La lluvia ácida puede dañar bosques enteros a través
de la erosión de los
nutrientes del suelo que necesitan los árboles para sobrevivir. Puede hacer de los lagos y ríos lugares
inhabitables para los peces y otro tipo de vida silvestre. A medida que llega a las ciudades, puede dejar sus
"huellas" químicas en objetos hechos por el hombre como rascacielos
y automóviles
.
Para reducir la lluvia ácida y proteger el medio ambiente, el primer paso es reducir la cantidad de SO2 en
la atmósfera. El Congreso norteamericano dio este crítico primer paso al
enmendar el Acta de Aire Puro de 1990.
Se creó un programa de cap and trade concentrado en las emisiones de SO2 de las plantas de energía para
comenzar en 1995. El nuevo programa tenía dos características fundamentales:
- Primero, redujo a la mitad la cantidad de dióxido de azufre que podía ser
emitido por las plantas de energía. Se estableció un cap en las emisiones al 50% de los niveles de 1980
(17,5 millones de toneladas de SO2 se emitieron en ese año).
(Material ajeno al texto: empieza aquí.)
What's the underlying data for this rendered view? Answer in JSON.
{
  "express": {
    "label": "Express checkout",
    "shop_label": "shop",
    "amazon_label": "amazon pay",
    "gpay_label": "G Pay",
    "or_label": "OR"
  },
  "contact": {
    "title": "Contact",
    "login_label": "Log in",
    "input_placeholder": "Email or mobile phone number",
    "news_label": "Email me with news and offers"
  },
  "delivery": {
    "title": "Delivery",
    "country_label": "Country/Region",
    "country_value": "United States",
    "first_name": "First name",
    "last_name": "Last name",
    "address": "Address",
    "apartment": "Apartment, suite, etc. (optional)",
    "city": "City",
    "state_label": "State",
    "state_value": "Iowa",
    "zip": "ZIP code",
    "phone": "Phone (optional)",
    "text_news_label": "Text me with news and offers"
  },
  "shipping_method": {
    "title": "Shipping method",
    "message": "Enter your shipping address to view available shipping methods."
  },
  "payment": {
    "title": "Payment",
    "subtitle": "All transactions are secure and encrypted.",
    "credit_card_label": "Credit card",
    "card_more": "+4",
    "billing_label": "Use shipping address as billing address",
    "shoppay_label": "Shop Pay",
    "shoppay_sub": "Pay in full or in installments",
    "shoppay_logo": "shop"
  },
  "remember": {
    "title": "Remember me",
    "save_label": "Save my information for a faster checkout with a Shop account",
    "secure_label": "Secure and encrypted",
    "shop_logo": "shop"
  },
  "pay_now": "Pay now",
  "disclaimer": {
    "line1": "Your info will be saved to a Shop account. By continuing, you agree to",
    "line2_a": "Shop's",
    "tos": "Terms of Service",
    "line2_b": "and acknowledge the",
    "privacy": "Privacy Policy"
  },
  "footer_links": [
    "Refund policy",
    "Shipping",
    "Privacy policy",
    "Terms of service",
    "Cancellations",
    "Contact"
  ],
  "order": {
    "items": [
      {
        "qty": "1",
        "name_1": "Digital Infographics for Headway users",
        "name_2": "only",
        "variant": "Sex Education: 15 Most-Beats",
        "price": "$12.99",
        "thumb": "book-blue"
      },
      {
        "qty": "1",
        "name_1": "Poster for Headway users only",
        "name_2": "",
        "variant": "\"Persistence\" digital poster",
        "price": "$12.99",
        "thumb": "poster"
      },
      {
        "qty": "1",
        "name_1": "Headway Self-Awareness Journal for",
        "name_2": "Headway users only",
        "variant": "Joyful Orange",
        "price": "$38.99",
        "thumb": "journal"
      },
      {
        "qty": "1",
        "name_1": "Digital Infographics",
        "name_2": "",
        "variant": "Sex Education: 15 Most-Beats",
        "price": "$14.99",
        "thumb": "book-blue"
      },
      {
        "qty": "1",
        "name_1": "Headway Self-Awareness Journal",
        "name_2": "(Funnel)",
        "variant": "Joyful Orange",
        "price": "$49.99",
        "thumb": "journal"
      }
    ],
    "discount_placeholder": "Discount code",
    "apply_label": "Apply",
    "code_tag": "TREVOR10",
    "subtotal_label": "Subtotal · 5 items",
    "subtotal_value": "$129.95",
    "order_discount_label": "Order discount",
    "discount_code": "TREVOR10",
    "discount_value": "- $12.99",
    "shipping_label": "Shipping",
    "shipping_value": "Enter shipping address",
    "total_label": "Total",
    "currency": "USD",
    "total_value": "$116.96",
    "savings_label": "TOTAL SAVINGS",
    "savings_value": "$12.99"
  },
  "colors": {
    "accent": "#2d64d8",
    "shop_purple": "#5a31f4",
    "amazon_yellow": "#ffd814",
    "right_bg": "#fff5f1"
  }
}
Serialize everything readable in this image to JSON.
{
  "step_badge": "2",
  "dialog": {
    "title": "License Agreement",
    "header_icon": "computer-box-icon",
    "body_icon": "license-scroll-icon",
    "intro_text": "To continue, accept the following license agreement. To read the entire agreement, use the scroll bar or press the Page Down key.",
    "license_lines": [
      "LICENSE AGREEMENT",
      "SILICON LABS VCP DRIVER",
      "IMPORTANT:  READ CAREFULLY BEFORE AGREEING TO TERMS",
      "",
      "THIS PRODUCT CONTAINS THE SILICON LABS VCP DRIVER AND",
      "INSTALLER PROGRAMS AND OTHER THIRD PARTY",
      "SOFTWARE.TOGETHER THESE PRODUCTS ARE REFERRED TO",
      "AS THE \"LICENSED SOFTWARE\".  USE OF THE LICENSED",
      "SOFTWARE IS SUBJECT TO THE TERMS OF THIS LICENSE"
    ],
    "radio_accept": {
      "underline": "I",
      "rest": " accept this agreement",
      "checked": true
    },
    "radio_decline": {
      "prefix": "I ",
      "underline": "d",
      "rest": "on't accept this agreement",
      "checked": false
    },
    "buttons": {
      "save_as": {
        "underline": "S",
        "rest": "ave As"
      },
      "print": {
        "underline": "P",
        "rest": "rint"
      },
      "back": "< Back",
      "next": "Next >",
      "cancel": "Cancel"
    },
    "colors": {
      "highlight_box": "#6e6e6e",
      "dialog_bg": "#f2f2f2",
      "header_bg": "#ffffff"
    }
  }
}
- Segundo, el programa le dio a los operadores de las plantas la flexibilidad para elegir el plan de reducción de
emisiones que funcionara mejor para sus instalaciones. Ellos podían elegir cambiar a combustibles menos contaminantes,
instalar aparatos que "limpien" sus emisiones, o intercambiar excedentes de permisos de polución.